# I need suggestions for a Malawi 55



## awesome kid (Jun 10, 2005)

I have a new 55 gallon tank that i am setting up and looking for suggestions as to what to put in it, preferably malawi cichlids. The tank is filtered with an external canister filter. The input is an adjustable spray bar. 
For filtration I have a Rena Filstar Xp3 canister and a Whisper 30 hang-on filter. I have 2 100 watt heaters but they are not in the tank yet. 

As for fish, I would like something colorful and active. This tank is meant to be eye-catching and so far it looks like mbuna would be the best choice. Here are some pictures of the tank (without the heaters or the Whisper filter, those are under the tank waiting to be set up). And before someone comments, I know I need more rocks, I just havent had the time to get them yet.

Here is the link to the photobucket site on which the pictures are posted: 
http://s154.photobucket.com/albums/s248/awesome_fishy_kid/55 tank/


----------



## Gourami Swami (Jul 4, 2006)

For Mbuna, you will need to redecorate. They like lots of caves and rock shelves.

By far the best thing to do is have a large group of one type of fish. This display will be much better looking, and it will allow you to see the natural behavior of the fish. I recommend _Metriaaclima Zebra_ as your fish.


----------



## Guest (Jan 30, 2007)

A large group of Demasoni would be nice too. 

You'll definitely need alot more rock though, for any Mbuna.

If you want variety, then I'd suggest 3 or 4 groups of 1m/3f. Some nice Mbuna to have are Red Zebras, Cynotilapia afra, Pseudotropheus socolofi,Pseudotropheus saulosi, Metriaclima greshakei, and Metriaclima zebra, like Nelson suggested above. These are all aggressive fish, but will be fine together (any combo).

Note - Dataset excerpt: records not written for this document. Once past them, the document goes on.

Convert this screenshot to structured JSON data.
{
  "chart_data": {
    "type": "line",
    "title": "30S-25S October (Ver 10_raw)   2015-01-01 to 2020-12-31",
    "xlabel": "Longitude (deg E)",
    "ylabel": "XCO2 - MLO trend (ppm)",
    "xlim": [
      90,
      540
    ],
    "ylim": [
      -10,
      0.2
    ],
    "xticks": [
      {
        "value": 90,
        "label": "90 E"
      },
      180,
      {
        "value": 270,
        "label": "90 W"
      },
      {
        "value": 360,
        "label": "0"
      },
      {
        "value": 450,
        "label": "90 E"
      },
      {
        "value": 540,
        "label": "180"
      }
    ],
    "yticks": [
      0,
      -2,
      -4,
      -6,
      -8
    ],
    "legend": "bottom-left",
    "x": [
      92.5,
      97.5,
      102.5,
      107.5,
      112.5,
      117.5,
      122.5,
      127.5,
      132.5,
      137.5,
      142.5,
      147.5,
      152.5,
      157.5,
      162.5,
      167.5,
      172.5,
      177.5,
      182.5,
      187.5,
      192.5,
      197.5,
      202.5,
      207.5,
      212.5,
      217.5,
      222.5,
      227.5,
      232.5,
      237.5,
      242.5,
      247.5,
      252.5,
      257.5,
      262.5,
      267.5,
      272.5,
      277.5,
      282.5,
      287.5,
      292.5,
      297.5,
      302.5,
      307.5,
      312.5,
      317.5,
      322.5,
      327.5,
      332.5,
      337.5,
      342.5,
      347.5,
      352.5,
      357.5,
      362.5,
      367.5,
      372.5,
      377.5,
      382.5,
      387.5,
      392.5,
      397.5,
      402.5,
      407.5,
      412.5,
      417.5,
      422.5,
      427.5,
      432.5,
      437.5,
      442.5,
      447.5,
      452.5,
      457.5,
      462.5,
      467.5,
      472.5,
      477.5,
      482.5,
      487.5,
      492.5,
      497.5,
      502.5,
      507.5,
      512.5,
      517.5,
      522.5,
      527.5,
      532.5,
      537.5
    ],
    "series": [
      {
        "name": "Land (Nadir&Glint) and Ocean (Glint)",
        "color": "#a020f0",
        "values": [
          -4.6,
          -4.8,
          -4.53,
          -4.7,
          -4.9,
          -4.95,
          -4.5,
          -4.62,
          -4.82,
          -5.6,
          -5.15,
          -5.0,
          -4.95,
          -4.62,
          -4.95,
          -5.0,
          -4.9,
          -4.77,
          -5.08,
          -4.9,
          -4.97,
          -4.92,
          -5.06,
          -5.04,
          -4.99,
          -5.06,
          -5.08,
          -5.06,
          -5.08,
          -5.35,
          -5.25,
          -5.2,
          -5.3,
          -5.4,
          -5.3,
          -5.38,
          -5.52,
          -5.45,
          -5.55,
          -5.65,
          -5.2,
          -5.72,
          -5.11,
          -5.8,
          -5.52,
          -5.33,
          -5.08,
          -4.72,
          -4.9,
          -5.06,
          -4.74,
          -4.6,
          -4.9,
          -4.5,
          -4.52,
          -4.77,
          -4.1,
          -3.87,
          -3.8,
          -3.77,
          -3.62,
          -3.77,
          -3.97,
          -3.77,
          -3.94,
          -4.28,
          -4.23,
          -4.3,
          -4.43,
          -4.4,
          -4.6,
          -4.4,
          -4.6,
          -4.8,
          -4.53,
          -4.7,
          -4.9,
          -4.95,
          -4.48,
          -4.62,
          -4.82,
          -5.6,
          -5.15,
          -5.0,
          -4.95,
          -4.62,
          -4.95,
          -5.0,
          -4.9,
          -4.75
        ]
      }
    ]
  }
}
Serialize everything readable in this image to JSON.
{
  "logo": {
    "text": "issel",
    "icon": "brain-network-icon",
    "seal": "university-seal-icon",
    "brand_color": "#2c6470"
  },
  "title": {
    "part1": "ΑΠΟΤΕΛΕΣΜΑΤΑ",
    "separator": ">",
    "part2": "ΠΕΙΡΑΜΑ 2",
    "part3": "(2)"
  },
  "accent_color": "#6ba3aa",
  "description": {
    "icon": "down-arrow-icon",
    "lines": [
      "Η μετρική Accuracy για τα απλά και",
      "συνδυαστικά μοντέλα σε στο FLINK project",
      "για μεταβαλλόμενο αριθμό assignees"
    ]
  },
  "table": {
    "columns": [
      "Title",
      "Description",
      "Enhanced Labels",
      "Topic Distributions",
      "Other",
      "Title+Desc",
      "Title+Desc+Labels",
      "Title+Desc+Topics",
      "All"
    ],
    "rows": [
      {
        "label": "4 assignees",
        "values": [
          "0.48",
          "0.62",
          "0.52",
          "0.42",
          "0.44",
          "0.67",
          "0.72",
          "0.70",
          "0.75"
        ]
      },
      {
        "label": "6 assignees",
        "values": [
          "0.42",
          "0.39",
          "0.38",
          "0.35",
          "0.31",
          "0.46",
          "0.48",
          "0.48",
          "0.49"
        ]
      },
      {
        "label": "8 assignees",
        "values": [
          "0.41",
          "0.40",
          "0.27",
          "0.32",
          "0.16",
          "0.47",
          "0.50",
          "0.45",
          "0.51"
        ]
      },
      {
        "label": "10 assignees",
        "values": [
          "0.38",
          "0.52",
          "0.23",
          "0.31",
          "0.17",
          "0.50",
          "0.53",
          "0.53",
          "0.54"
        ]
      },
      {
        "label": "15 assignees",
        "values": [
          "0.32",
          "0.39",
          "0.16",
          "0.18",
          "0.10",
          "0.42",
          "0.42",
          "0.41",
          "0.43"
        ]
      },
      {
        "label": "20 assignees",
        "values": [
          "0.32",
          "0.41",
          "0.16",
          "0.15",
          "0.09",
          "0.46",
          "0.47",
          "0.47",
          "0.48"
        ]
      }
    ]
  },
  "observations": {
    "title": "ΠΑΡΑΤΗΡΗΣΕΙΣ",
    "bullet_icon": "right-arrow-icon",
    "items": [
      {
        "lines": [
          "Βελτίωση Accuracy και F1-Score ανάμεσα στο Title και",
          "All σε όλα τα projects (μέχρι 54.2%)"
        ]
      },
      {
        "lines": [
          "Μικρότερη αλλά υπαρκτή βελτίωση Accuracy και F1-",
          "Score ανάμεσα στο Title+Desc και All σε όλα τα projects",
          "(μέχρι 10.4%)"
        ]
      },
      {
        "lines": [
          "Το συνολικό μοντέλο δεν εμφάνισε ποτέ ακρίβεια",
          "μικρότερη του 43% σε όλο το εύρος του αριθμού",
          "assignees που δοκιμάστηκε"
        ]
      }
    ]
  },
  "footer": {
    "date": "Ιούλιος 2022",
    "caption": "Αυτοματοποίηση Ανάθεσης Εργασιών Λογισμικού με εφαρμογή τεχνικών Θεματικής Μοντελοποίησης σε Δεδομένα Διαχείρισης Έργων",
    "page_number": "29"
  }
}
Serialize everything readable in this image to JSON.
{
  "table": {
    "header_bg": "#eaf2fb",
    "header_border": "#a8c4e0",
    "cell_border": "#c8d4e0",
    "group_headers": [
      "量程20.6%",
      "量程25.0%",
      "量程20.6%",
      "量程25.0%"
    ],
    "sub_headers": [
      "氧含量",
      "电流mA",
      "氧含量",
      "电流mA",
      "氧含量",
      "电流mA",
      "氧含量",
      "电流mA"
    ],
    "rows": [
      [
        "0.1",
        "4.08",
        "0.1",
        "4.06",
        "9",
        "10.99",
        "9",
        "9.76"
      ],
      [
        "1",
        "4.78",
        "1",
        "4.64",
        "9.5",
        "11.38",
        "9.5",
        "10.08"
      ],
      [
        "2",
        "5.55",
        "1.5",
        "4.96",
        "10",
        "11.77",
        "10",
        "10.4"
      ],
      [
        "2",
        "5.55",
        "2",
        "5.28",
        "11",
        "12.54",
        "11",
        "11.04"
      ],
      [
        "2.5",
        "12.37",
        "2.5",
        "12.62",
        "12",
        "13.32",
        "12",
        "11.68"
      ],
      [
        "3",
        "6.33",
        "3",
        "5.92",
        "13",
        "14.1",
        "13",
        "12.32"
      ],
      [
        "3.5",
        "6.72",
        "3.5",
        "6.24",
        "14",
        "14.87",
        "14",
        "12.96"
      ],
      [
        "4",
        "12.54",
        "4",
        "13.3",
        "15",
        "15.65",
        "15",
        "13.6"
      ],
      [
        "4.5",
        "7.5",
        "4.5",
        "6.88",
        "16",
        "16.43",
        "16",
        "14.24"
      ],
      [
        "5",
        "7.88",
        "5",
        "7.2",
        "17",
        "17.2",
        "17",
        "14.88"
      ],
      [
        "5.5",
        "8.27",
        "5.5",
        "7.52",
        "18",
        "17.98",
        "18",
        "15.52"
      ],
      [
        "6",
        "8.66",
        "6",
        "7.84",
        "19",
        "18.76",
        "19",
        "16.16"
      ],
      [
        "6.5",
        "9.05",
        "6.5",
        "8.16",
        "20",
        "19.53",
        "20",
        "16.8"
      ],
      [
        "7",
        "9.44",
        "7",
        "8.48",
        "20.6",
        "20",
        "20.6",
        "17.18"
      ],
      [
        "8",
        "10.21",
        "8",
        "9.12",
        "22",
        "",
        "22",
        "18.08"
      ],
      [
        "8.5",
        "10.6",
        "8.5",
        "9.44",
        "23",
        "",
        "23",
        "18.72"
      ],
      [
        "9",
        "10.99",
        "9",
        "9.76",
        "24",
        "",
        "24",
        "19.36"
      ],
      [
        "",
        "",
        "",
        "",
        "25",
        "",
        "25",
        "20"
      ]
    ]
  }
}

Another combo would be Labidochromis caeruleus (Electric Yellow) or Labidochromis "Hongi" and some type of Peaco-ck (from Aulonocara genus). You can mix Electric Yellows and peaco-cks with the others listed above, but they are less aggressive and I suggest having a larger group of them. In my Malawi tank, my Eurekas are getting picked on. So they are probably not the best fish to be kept with more aggressive types (like Socolofi and Afra).


----------